Vous entretenez une relation forte avec vos sujets : leur identité, la puissance de leur être. Qu’est-ce que votre art vous permet d’explorer ?
Mark Brown : Je suis un artiste qui vit actuellement à Antigua, où j’ai grandi en regardant le monde avec curiosité et émerveillement. L’art m’a toujours réconforté et donné l’occasion de vivre dans un monde auquel je n’avais pas accès, si ce n’est dans mon imaginaire fécond. Après l’université, j’ai enseigné l’art, tout naturellement, car je ne me voyais pas faire autre chose. Cela m’apportait tellement de joie ! J’ai toujours été conscient de son pouvoir. Puis j’ai fait une pause dans l’enseignement, vendu tout ce que j’avais et suis retourné en école d’art à la Barbade. Cela a beaucoup influencé mon approche de l’art aujourd’hui, puisque j’ai été initié à la peinture à l’huile et que j’ai développé ce qui est devenu le thème principal de mon travail :l’exploration de la personnalité et des états d’esprit.
Quelle personne êtes-vous ?
M.B. : Je me vois comme une personne très aimable et consciente de son cheminement personnel, non seulement pour apprendre à mieux me connaître, mais aussi pour comprendre ma relation avec le monde et les gens qui m’entourent.

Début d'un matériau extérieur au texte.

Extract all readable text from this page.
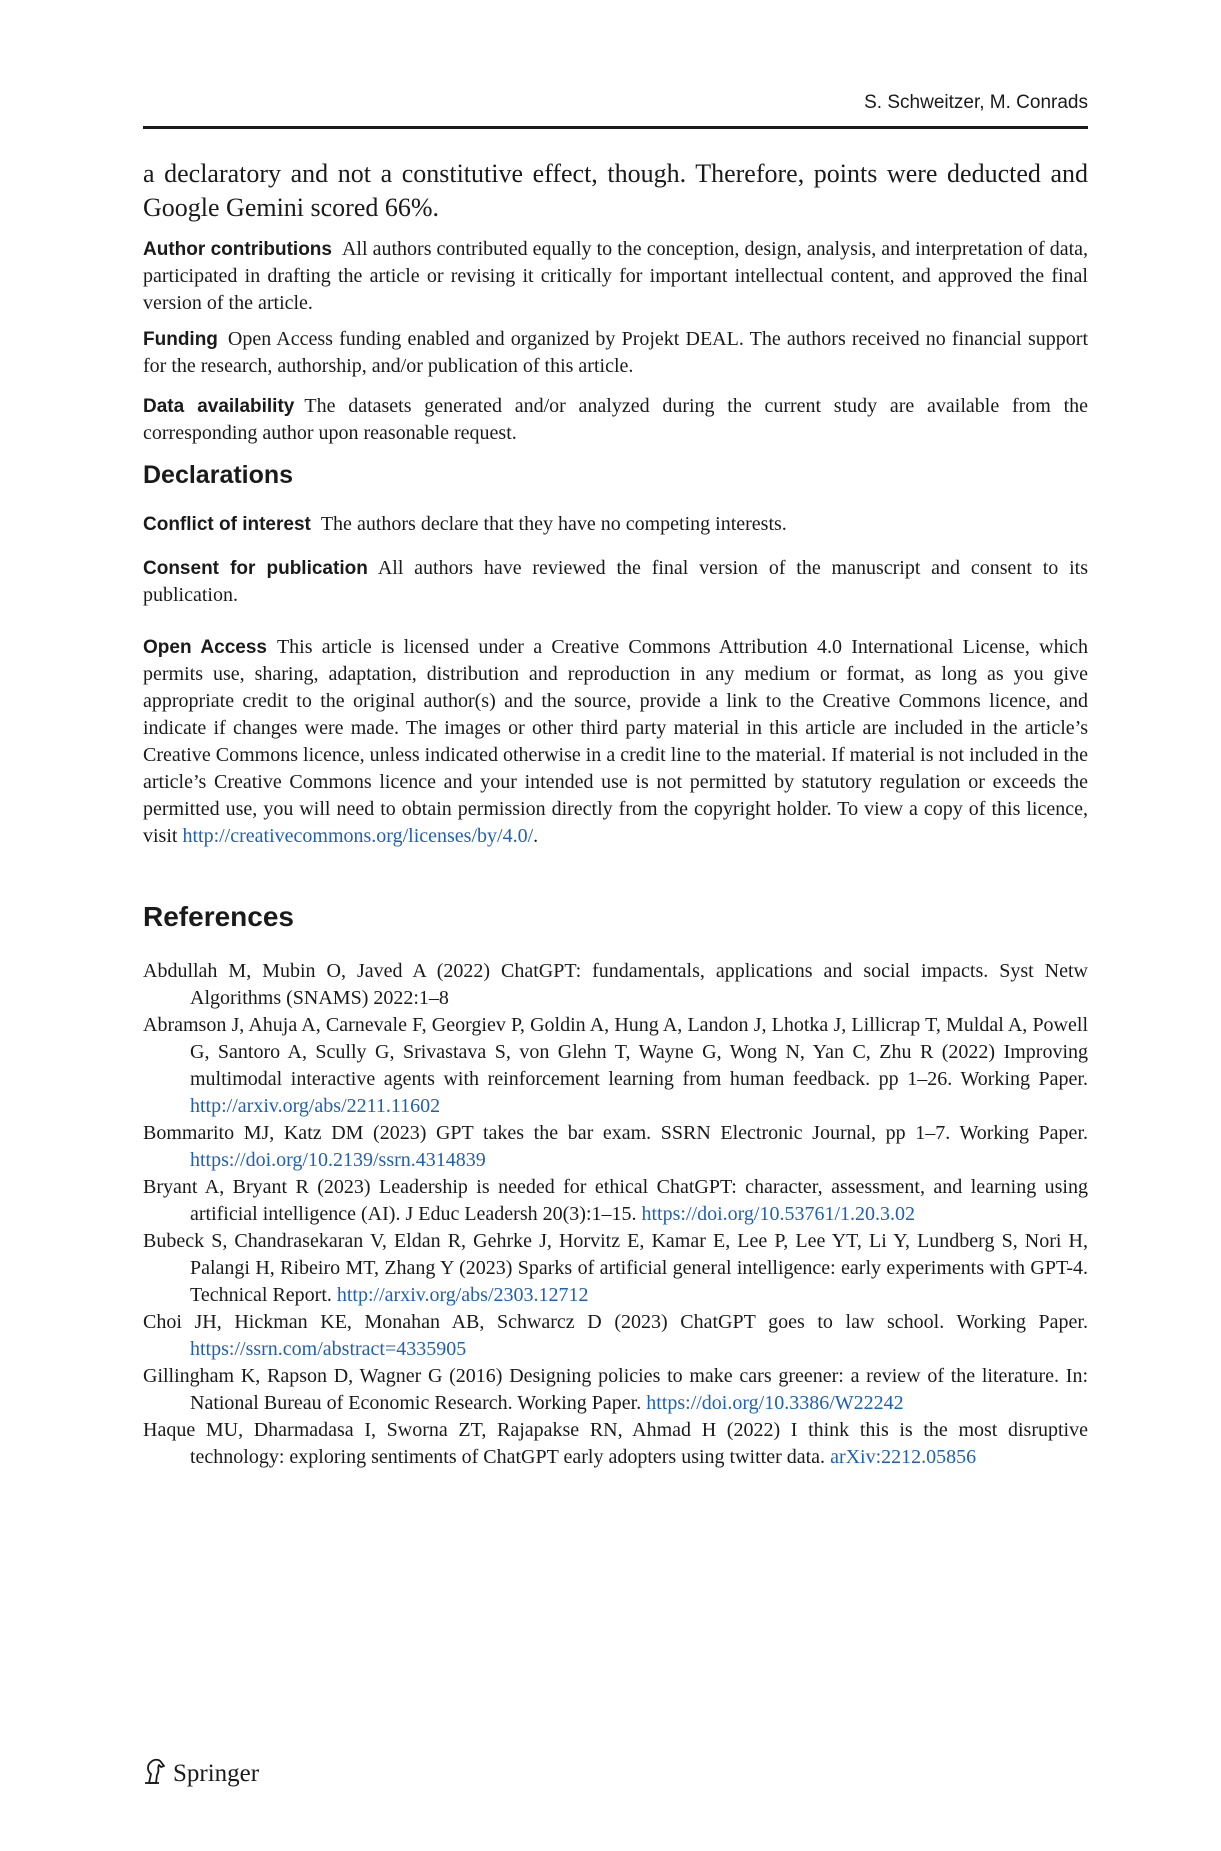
S. Schweitzer, M. Conrads
a declaratory and not a constitutive effect, though. Therefore, points were deducted and Google Gemini scored 66%.

Author contributions All authors contributed equally to the conception, design, analysis, and interpretation of data, participated in drafting the article or revising it critically for important intellectual content, and approved the final version of the article.

Funding Open Access funding enabled and organized by Projekt DEAL. The authors received no financial support for the research, authorship, and/or publication of this article.

Data availability The datasets generated and/or analyzed during the current study are available from the corresponding author upon reasonable request.

Declarations

Conflict of interest The authors declare that they have no competing interests.

Consent for publication All authors have reviewed the final version of the manuscript and consent to its publication.

Open Access This article is licensed under a Creative Commons Attribution 4.0 International License, which permits use, sharing, adaptation, distribution and reproduction in any medium or format, as long as you give appropriate credit to the original author(s) and the source, provide a link to the Creative Commons licence, and indicate if changes were made. The images or other third party material in this article are included in the article’s Creative Commons licence, unless indicated otherwise in a credit line to the material. If material is not included in the article’s Creative Commons licence and your intended use is not permitted by statutory regulation or exceeds the permitted use, you will need to obtain permission directly from the copyright holder. To view a copy of this licence, visit http://creativecommons.org/licenses/by/4.0/.

References
Abdullah M, Mubin O, Javed A (2022) ChatGPT: fundamentals, applications and social impacts. Syst Netw Algorithms (SNAMS) 2022:1–8
Abramson J, Ahuja A, Carnevale F, Georgiev P, Goldin A, Hung A, Landon J, Lhotka J, Lillicrap T, Muldal A, Powell G, Santoro A, Scully G, Srivastava S, von Glehn T, Wayne G, Wong N, Yan C, Zhu R (2022) Improving multimodal interactive agents with reinforcement learning from human feedback. pp 1–26. Working Paper. http://arxiv.org/abs/2211.11602
Bommarito MJ, Katz DM (2023) GPT takes the bar exam. SSRN Electronic Journal, pp 1–7. Working Paper. https://doi.org/10.2139/ssrn.4314839
Bryant A, Bryant R (2023) Leadership is needed for ethical ChatGPT: character, assessment, and learning using artificial intelligence (AI). J Educ Leadersh 20(3):1–15. https://doi.org/10.53761/1.20.3.02
Bubeck S, Chandrasekaran V, Eldan R, Gehrke J, Horvitz E, Kamar E, Lee P, Lee YT, Li Y, Lundberg S, Nori H, Palangi H, Ribeiro MT, Zhang Y (2023) Sparks of artificial general intelligence: early experiments with GPT-4. Technical Report. http://arxiv.org/abs/2303.12712
Choi JH, Hickman KE, Monahan AB, Schwarcz D (2023) ChatGPT goes to law school. Working Paper. https://ssrn.com/abstract=4335905
Gillingham K, Rapson D, Wagner G (2016) Designing policies to make cars greener: a review of the literature. In: National Bureau of Economic Research. Working Paper. https://doi.org/10.3386/W22242
Haque MU, Dharmadasa I, Sworna ZT, Rajapakse RN, Ahmad H (2022) I think this is the most disruptive technology: exploring sentiments of ChatGPT early adopters using twitter data. arXiv:2212.05856
Springer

Je suis très empathique et célèbre volontiers les succès de mes pairs ; je suis aussi prompt à relever les défis que la vie me propose. Mon humanité est souvent mise à l’épreuve dans les malheurs que la vie nous réserve.
L’être est au cœur de votre œuvre. Il ne s’agit pas de plastique, c’est comme si vous cherchiez ce qu’il y a de plus profond chez ces femmes et ces hommes que vous peignez. Est-ce le sens de votre démarche d’artiste ?
M.B. : La condition humaine, en particulier l’identité, mais aussi d’autres thèmes comme la spiritualité, la race, le sexe et la sexualité, sont évidents dans mon travail. Ma quête de connaissance de moi-même et de compréhension de ma relation avec l’espace dans lequel j’existe contribue à mon engagement constant dans le travail figuratif. Je trouve que la peinture à l’huile m’aide à explorer cela au mieux, car je suis très à l’aise dans l’utilisation de ce médium pour mes toiles, généralement plus grandes que nature, avec des thèmes qui s’imposent dans l’espace, tant sur le plan visuel que sur celui de la taille. J’écoute souvent de la musique classique lorsque je travaille, car les sons m’aident à me concentrer. Le Boléro de Ravel est ma constante dans toutes les pièces que j’ai réalisées, depuis ma découverte de ce morceau de musique il y a des années.
Vous êtes à la une de Créola. Que pouvez-vous nous dire sur l’œuvre qui a été choisie ?
M.B. : Le travail qui a été choisi dévoile un peu de mon exploration de ce thème de l’identité et de mon engagement constant autour de cette idée. Les juxtapositions d’objets, d’idées, de personnes que j’ai croisées et les expériences par procuration sont autant de caractéristiques de cette œuvre.
Quel message pour les lecteurs de Créola ?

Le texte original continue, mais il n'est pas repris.